Despite the great strides that man has made in the past few hundred years, we still can say what Socrates said long ago: that the wisest man is the man who is most aware of his own ignorance. And science, as useful and impressive as it is, nonetheless must remain a finite system. At its edge, indeed, is ignorance. So do we rely on the incomplete approximations of science, rejecting religion? Do we assume that the great minds of the prophets and sages of centuries past, who devoted their lives to the study of the metaphysics that science is just now beginning to brush up against, were less sophisticated than we are? That the intellects that defined the world's major religious paradigms were deficient?
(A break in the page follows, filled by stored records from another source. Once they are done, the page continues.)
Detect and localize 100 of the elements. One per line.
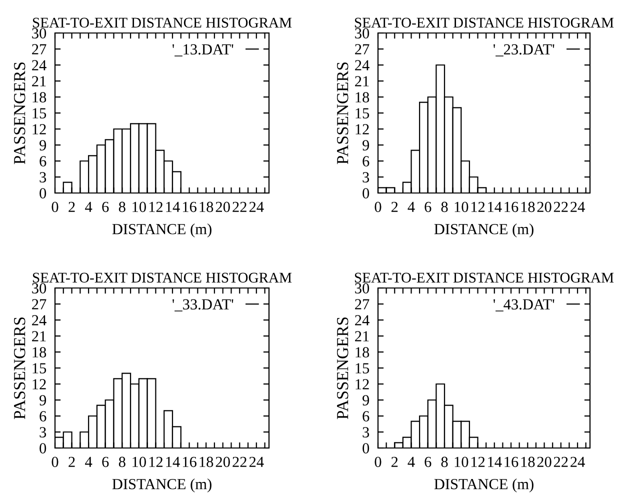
x-tick-label: 2 [391, 202, 398, 212]
x-tick-label: 20 [216, 456, 230, 468]
x-tick-label: 8 [441, 456, 448, 468]
x-tick-label: 0 [374, 456, 382, 468]
x-tick-label: 8 [118, 456, 126, 468]
y-axis-title: PASSENGERS [14, 317, 26, 420]
chart-title: SEAT-TO-EXIT DISTANCE HISTOGRAM [354, 18, 614, 28]
x-tick-label: 22 [232, 456, 246, 467]
x-tick-label: 22 [554, 456, 568, 467]
y-tick-label: 21 [32, 331, 46, 342]
x-tick-label: 12 [471, 456, 485, 467]
y-tick-label: 0 [40, 443, 46, 454]
y-tick-label: 15 [32, 108, 46, 118]
legend-label: '_33.DAT' [172, 299, 234, 312]
y-tick-label: 30 [32, 28, 46, 38]
y-tick-label: 27 [355, 299, 370, 310]
y-tick-label: 3 [362, 172, 370, 182]
x-tick-label: 10 [454, 202, 468, 212]
x-tick-label: 24 [249, 202, 264, 212]
x-tick-label: 2 [68, 202, 75, 212]
x-tick-label: 22 [232, 202, 246, 212]
x-axis-title: DISTANCE (m) [434, 478, 534, 492]
x-tick-label: 20 [537, 202, 552, 212]
y-tick-label: 12 [356, 379, 369, 390]
y-tick-label: 0 [362, 188, 370, 198]
y-tick-label: 24 [355, 315, 370, 326]
y-tick-label: 6 [362, 411, 370, 422]
x-tick-label: 0 [52, 456, 58, 468]
y-tick-label: 3 [40, 427, 46, 438]
x-tick-label: 6 [102, 202, 109, 212]
x-tick-label: 18 [200, 202, 214, 212]
x-tick-label: 12 [149, 202, 162, 212]
y-tick-label: 30 [32, 283, 46, 294]
x-tick-label: 24 [570, 202, 585, 212]
y-tick-label: 12 [356, 124, 369, 134]
y-tick-label: 18 [32, 92, 46, 102]
y-tick-label: 3 [40, 172, 46, 182]
y-tick-label: 12 [32, 379, 46, 390]
legend-label: '_13.DAT' [172, 44, 234, 56]
x-tick-label: 8 [441, 202, 448, 212]
x-tick-label: 24 [249, 456, 264, 467]
x-tick-label: 14 [166, 456, 180, 467]
x-tick-label: 16 [504, 456, 518, 468]
y-tick-label: 3 [362, 427, 370, 438]
x-tick-label: 18 [200, 456, 214, 468]
y-tick-label: 15 [32, 363, 46, 374]
x-tick-label: 4 [85, 202, 92, 212]
x-tick-label: 16 [504, 202, 518, 212]
chart-title: SEAT-TO-EXIT DISTANCE HISTOGRAM [354, 272, 614, 283]
x-tick-label: 2 [68, 456, 75, 467]
x-axis-title: DISTANCE (m) [434, 224, 534, 238]
legend-label: '_43.DAT' [494, 299, 554, 312]
x-tick-label: 0 [374, 202, 382, 212]
x-axis-title: DISTANCE (m) [112, 224, 212, 238]
y-tick-label: 24 [32, 315, 46, 326]
y-tick-label: 18 [32, 347, 46, 358]
y-tick-label: 30 [355, 28, 370, 38]
chart-title: SEAT-TO-EXIT DISTANCE HISTOGRAM [32, 272, 292, 283]
x-tick-label: 22 [554, 202, 568, 212]
x-tick-label: 16 [182, 202, 196, 212]
y-tick-label: 24 [355, 60, 370, 70]
y-tick-label: 15 [356, 108, 370, 118]
y-tick-label: 12 [32, 124, 46, 134]
y-tick-label: 21 [32, 76, 46, 86]
x-tick-label: 6 [102, 456, 109, 468]
x-axis-title: DISTANCE (m) [112, 478, 212, 492]
y-tick-label: 21 [355, 331, 369, 342]
x-tick-label: 6 [424, 456, 432, 468]
y-tick-label: 9 [362, 140, 370, 150]
x-tick-label: 10 [132, 456, 146, 468]
x-tick-label: 14 [488, 202, 502, 212]
x-tick-label: 24 [570, 456, 585, 467]
x-tick-label: 8 [118, 202, 126, 212]
x-tick-label: 6 [424, 202, 432, 212]
x-tick-label: 20 [537, 456, 552, 468]
x-tick-label: 12 [149, 456, 162, 467]
x-tick-label: 20 [216, 202, 230, 212]
y-tick-label: 30 [355, 283, 370, 294]
x-tick-label: 14 [166, 202, 180, 212]
y-axis-title: PASSENGERS [14, 62, 26, 164]
x-tick-label: 4 [85, 456, 92, 467]
x-tick-label: 16 [182, 456, 196, 468]
y-tick-label: 9 [40, 140, 46, 150]
x-tick-label: 4 [408, 202, 415, 212]
y-tick-label: 18 [356, 347, 370, 358]
y-axis-title: PASSENGERS [337, 317, 348, 420]
y-tick-label: 24 [32, 60, 46, 70]
x-tick-label: 18 [521, 202, 535, 212]
y-tick-label: 0 [362, 443, 370, 454]
x-tick-label: 0 [52, 202, 58, 212]
x-tick-label: 10 [132, 202, 146, 212]
y-tick-label: 15 [356, 363, 370, 374]
x-tick-label: 10 [454, 456, 468, 468]
y-axis-title: PASSENGERS [337, 62, 348, 164]
y-tick-label: 9 [40, 395, 46, 406]
y-tick-label: 18 [356, 92, 370, 102]
y-tick-label: 27 [32, 299, 46, 310]
y-tick-label: 9 [362, 395, 370, 406]
y-tick-label: 6 [40, 156, 46, 166]
x-tick-label: 4 [408, 456, 415, 467]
Time is strange. It is the one dimension in which we can only travel forward -- we could not, even if we wanted to, journey to the past to murder a parent. Nor can we halt the stream of time, even for a moment. It is always passing us by. As Henry Wadsworth Longfellow wrote,

Art is long, and Time is fleeting,

And our hearts, though stout and brave,

Still, like muffled drums, are beating


Funeral marches to the grave.

Before the tune ends -- before it is too late -- we should have the courage and humility to realize that, for all our vanity and the vaunting ambitions of science, our highest goal should remain to leave the world, when we depart it, better, brighter and more worthy for those who come after.